Daring to be Beautiful: Robert Zakanitch at Nancy Hoffman
Robert Zakanitch: Hanging Gardens at Nancy Hoffman Gallery
May 9 to June 15, 2013
520 West 27th Street, between 10th and 11th avenues
New York City, 212-966-6676
“Glorious” was a word heard frequently at Robert Zakanitch’s opening in response to his unexpectedly large (eight by five feet) gouaches on paper hangings that suit his imagery so magnificently: great expanses of often small budding blossoms, curtains of pale wisterias in full bloom, bittersweet, and glowing dandelion puffs–or maybe fireflies, willfully indeterminate in bursts of light. If Beauty (with an upper case `B’) has gone out of style, no one told this artist, a longtime proponent of such traditionally and immediately appealing subjects — lace, jewels, cherubs, sunset landscapes, and now gardens — bypassed, if not scoffed at, in recent decades. But John DeFazio, in a fine catalogue essay, actually thanks Zakanitch for “daring” to be gentle, sweet, and pretty. Perhaps we’ve come around to understanding that beauty is no longer déclassé.
The series, named after the Hanging Gardens of Babylon, wonder of the Ancient World, exudes a mythic quality in the evocative and irreal proliferation of plants removed from materiality by his blanched colors, flattening of form, and wonderfully rhythmic and decorative flowery festoons. The delicacy of his petalled plants answer to the matte, chalky colors that serve them. Their fragility is enhanced by the painting technique and the medium itself, with luminosity glanced in the interstices among the abundant blooms. While entirely authentic and superbly observed, not for a moment are these florid items realistic.
Robert Zakanitch, Hanging Gardens Series (Wisteria II), 2011-12. Gouache and colored pencil on paper, 96 x 60 inches. Courtesy of Nancy Hoffman Gallery
These exhilarating compositions are often topped by decorative grids or by ornamental arabesques of bordering trellises, with the lower portions left contrastingly unfinished. Drips of paint accentuate the lusciousness of these images. Though the artist is in absolute command of his medium, there is an insistent lack of pretentiousness, most obvious, perhaps, in the almost offhand, contour-lined lattices or the occasional bit of writing, as in his simple, slanting signature. That the viewer is allowed to see the transformation as strokes and dribbles of paint metamorphose into ravishing flora imagery seems like one more gift from this generous artist.

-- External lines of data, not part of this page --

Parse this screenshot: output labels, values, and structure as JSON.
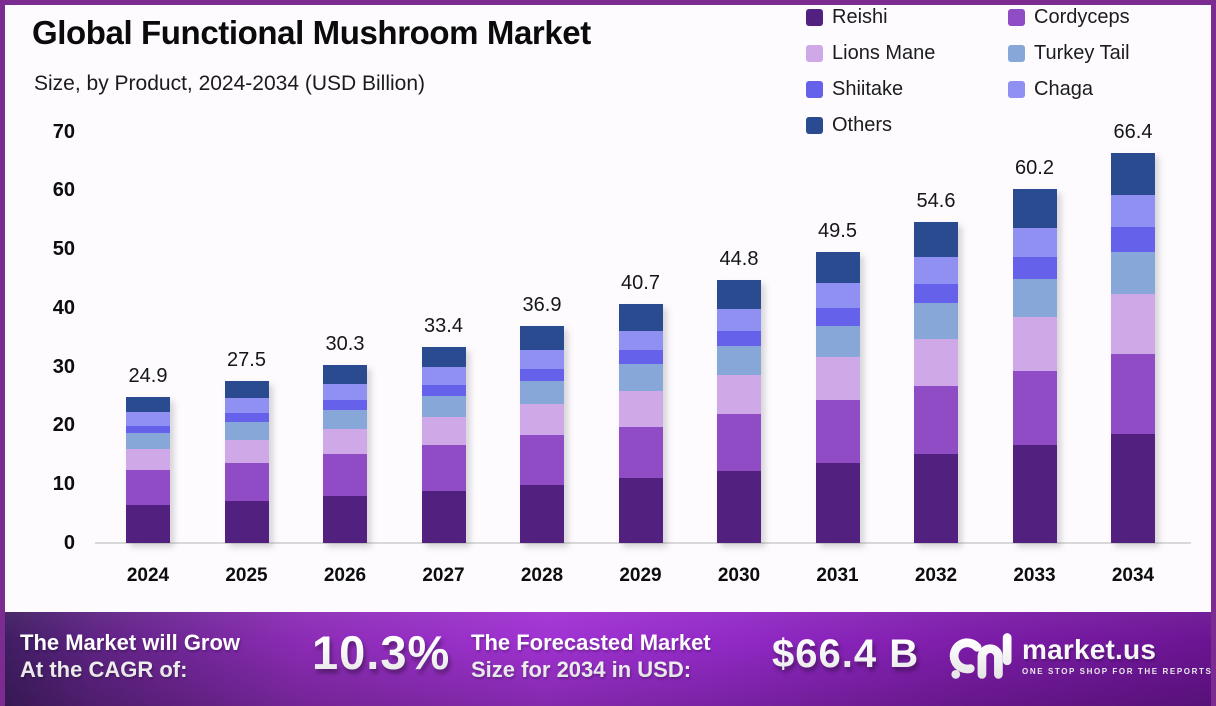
{
  "title": "Global Functional Mushroom Market",
  "subtitle": "Size, by Product, 2024-2034 (USD Billion)",
  "chart_data": {
    "type": "bar",
    "stacked": true,
    "title": "Global Functional Mushroom Market Size, by Product, 2024-2034 (USD Billion)",
    "xlabel": "",
    "ylabel": "USD Billion",
    "ylim": [
      0,
      70
    ],
    "yticks": [
      0,
      10,
      20,
      30,
      40,
      50,
      60,
      70
    ],
    "grid": false,
    "legend_position": "top-right",
    "categories": [
      "2024",
      "2025",
      "2026",
      "2027",
      "2028",
      "2029",
      "2030",
      "2031",
      "2032",
      "2033",
      "2034"
    ],
    "totals": [
      24.9,
      27.5,
      30.3,
      33.4,
      36.9,
      40.7,
      44.8,
      49.5,
      54.6,
      60.2,
      66.4
    ],
    "series": [
      {
        "name": "Reishi",
        "color": "#52207f",
        "values": [
          6.5,
          7.2,
          8.0,
          8.9,
          9.9,
          11.0,
          12.2,
          13.6,
          15.1,
          16.7,
          18.6
        ]
      },
      {
        "name": "Cordyceps",
        "color": "#8f4cc5",
        "values": [
          6.0,
          6.5,
          7.1,
          7.7,
          8.4,
          8.8,
          9.8,
          10.7,
          11.6,
          12.6,
          13.6
        ]
      },
      {
        "name": "Lions Mane",
        "color": "#cfa8e8",
        "values": [
          3.5,
          3.9,
          4.3,
          4.8,
          5.3,
          6.0,
          6.6,
          7.3,
          8.1,
          9.1,
          10.1
        ]
      },
      {
        "name": "Turkey Tail",
        "color": "#87a7d8",
        "values": [
          2.7,
          3.0,
          3.3,
          3.6,
          4.0,
          4.6,
          4.9,
          5.4,
          6.0,
          6.6,
          7.3
        ]
      },
      {
        "name": "Shiitake",
        "color": "#6561ea",
        "values": [
          1.3,
          1.5,
          1.7,
          1.9,
          2.1,
          2.4,
          2.6,
          3.0,
          3.3,
          3.7,
          4.2
        ]
      },
      {
        "name": "Chaga",
        "color": "#8f90f2",
        "values": [
          2.3,
          2.5,
          2.7,
          3.0,
          3.2,
          3.3,
          3.8,
          4.2,
          4.5,
          4.9,
          5.4
        ]
      },
      {
        "name": "Others",
        "color": "#2a4b8f",
        "values": [
          2.6,
          2.9,
          3.2,
          3.5,
          4.0,
          4.6,
          4.9,
          5.3,
          6.0,
          6.6,
          7.2
        ]
      }
    ]
  },
  "banner": {
    "cagr_label_line1": "The Market will Grow",
    "cagr_label_line2": "At the CAGR of:",
    "cagr_value": "10.3%",
    "forecast_label_line1": "The Forecasted Market",
    "forecast_label_line2": "Size for 2034 in USD:",
    "forecast_value": "$66.4 B",
    "brand": "market.us",
    "brand_tagline": "ONE STOP SHOP FOR THE REPORTS"
  },
  "colors": {
    "frame": "#7c2b91",
    "background": "#fdfbfe",
    "axis_baseline": "#d8d8d8",
    "banner_gradient": [
      "#3d1d60",
      "#5f2384",
      "#8c2cb6",
      "#a032d2",
      "#9229c6",
      "#7c1ca8",
      "#6a1492"
    ]
  }
}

The overall rhythmic patterns of the lush carpets of flowers give way to enormous variety when further examined. Buds are at different stages of opening, their sizes and tonalities varying. Some petals are flush with pale pinks or lilacs while others are awash with transparency. One flower droops or is somewhat turned, clusters are more or less tight. Zakanitch was one of the founders of Pattern and Decoration in the 1970s which accounts perhaps for the importance of repeated flat design to his work. But P&D is a reductive and therefore not very astute term in relation to Zakanitch, failing to take into account just how painterly his surfaces are, and never simply homogenized. The tender, sometimes impish wit presented in his variations recall Dutch seventeenth-century still life painting: careful looking is rewarded by the discovery that the cascades of flowers are very much alive, abuzz with small insects, tiny lady bugs among them. Meanwhile there may be a silhouetted misty bird hovering nearby. The work holds attention and is sumptuously satisfying at differing viewing distances. This is true, as well, of the small gouaches also included in the show that yield their own extravagant pleasure. Happily, the commendable exhibition catalogue acknowledges the importance of seeing works both as a whole and in detail by reproducing close-ups at several different degrees.
Robert Zakanitch, without pretentiousness or folderol, truly goes to bat for beauty.